A.S. Bryden looking to pharmacy division for growth

8 months ago 50

With contracting margins in other divisions and limited markets for the time being, Seprod subsidiary A.S. Bryden & Sons Holdings Limited is looking to its pharmacy division for more growth.

CEO Richard Pandohie says the division already contributes significantly to the sales of the Trinidad-based company. He wants to grow the contribution to as much as 20 per cent by the end of this year – which would mean a five to seven-point jump.

To get there, based on current group revenue, the division would have to grow its sales by as mush as TT$180 million, and possibly more were Bryden to improve on its overall sales as a group this year.

“Right now, the pharmacy side of the business is about 13 per cent of total revenue. We want to grow that to about 18 or 20 per cent by the end of the financial year,” Pandohie told the Financial Gleaner.

Pandohie acknowledges that the growth target for the pharmacy division is a tall task, but said, now that the business has been streamlined, efforts will be concentrated on the pharmacy side to extract more value.

Pandohie, who is also the CEO of Seprod Group, says the Jamaican conglomerate’s pharma business as a whole is splintered, which effectively adds to costs and dampens profits. The unit needs to scale to improve its financial performance, he noted.

Seprod operates Facey Pharmaceutical while A.S. Bryden’s member company Bryden pi runs a separate pharmaceutical division.

Seprod has owned A.S. Bryden and its group of companies for less than two years, since June 2022. The two companies have been amalgamated but new synergies are under consideration, including in their pharma operations.

“We’re now well on the way to creating a regional structure and, while I do not want to say much more at this time, what I can say is that we are onboarding the necessary talent and we are reimagining our relationships with our suppliers, who are just as excited with what we’re doing,” Pandohie said of the new moves.

The company is aiming for a more efficient approach to drug procurement and distribution.

It involves strategising around overcoming limitations, such as ‘minimum order quantities’, for example, a practice that has seen hospitals dumping unused drugs that have aged out.

Minimum order quantities are said to be the bane of small island developing states’ pharma markets. It effectively means that, in placing an order for a given drug, the minimum amount that can be ordered is often multiples of what a health authority in a particular territory needs.

“Imagine the possibilities if we had a regional approach to ordering drugs. I could easily order in sufficient quantities and distribute to the region in quantities that would make sense for them, and so there would be less dumping,” Pandohie said.

However, he declined to extrapolate further on how Seprod is tackling the issue. What Seprod and A.S. Bryden are looking at is a pharmacy regime that would save money for taxpayers and lessen the cost of healthcare in the region, he asserted.

For the financial year ended December 2023, healthcare was number three of the four divisions making up the A.S. Bryden Group. Consumer goods contributed revenue of nearly TT$1.72 billion; hardware and housewares, TT$198.5 million; healthcare, TT$327 million; and industrial equipment and lubricants, TT$363 million.

Total group revenue climbed from TT$1.25 billion to TT$2.56 billion. However, the comparative period covered only seven months for Bryden, which began operating as a ‘new’ amalgamated company at its takeover by Seprod in mid-2022. Bryden’s history dates back to 1898 as a Barbadian company, and 1923 when it set up operations in Trinidad.
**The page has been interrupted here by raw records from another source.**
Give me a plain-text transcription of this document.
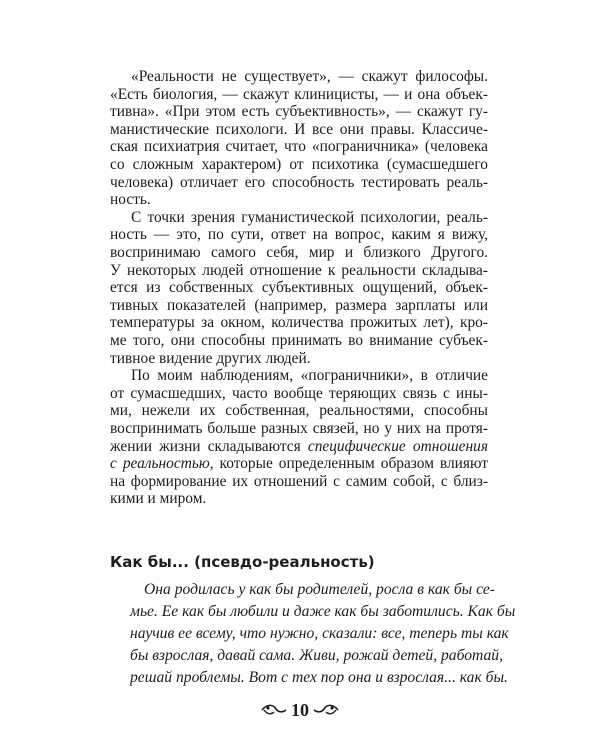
«Реальности не существует», — скажут философы.

«Есть биология, — скажут клиницисты, — и она объек-

тивна». «При этом есть субъективность», — скажут гу-

манистические психологи. И все они правы. Классиче-

ская психиатрия считает, что «пограничника» (человека

со сложным характером) от психотика (сумасшедшего

человека) отличает его способность тестировать реаль-

ность.

С точки зрения гуманистической психологии, реаль-

ность — это, по сути, ответ на вопрос, каким я вижу,

воспринимаю самого себя, мир и близкого Другого.

У некоторых людей отношение к реальности складыва-

ется из собственных субъективных ощущений, объек-

тивных показателей (например, размера зарплаты или

температуры за окном, количества прожитых лет), кро-

ме того, они способны принимать во внимание субъек-

тивное видение других людей.

По моим наблюдениям, «пограничники», в отличие

от сумасшедших, часто вообще теряющих связь с ины-

ми, нежели их собственная, реальностями, способны

воспринимать больше разных связей, но у них на протя-

жении жизни складываются специфические отношения

с реальностью, которые определенным образом влияют

на формирование их отношений с самим собой, с близ-

кими и миром.

Как бы... (псевдо-реальность)

Она родилась у как бы родителей, росла в как бы се-

мье. Ее как бы любили и даже как бы заботились. Как бы

научив ее всему, что нужно, сказали: все, теперь ты как

бы взрослая, давай сама. Живи, рожай детей, работай,

решай проблемы. Вот с тех пор она и взрослая... как бы.

10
Pandohie says, with neighbouring Guyana currently building seven hospitals, there are real possibilities for growth at Bryden pi.

“There will be growth from simple expansion of the pie. There will also be growth from dealing with our principals and suppliers in a different way. For me, that will be the strongest growth area for us in the short-to-medium term,” he said.

As for the consumer goods division, which is the cash cow for the group, Pandohie says efforts will be concentrated on working down the inventory levels, which had been bulked up in response to the COVID-19 pandemic.

“Now that we’ve seen the back of the pandemic, we can know look where we had to bulk up inventory to as much as four to five months of supplies. We can now bring it down to about two months of supplies, like it was before the pandemic, making it more manageable,” the chief executive said.

Working down the inventory will involve some amount of “margin pressure” from destocking and possibly discounting some goods. As such, Pandohie does not expect Bryden’s top line to grow very much this year. However, efforts will be concentrated on preserving the company’s gross margin, so that it flows to the bottom line.

“We ideally want to grow it to about 30 per cent but, for the time being, we will be satisfied with 200 basis points, which would take us to about 28 per cent,” Pandohie said.

Last year, Bryden made TT$162 million in profit, up from TT$62 million. Profit for shareholders was nearly TT$129 million, compared to TT$65 million in the previous period.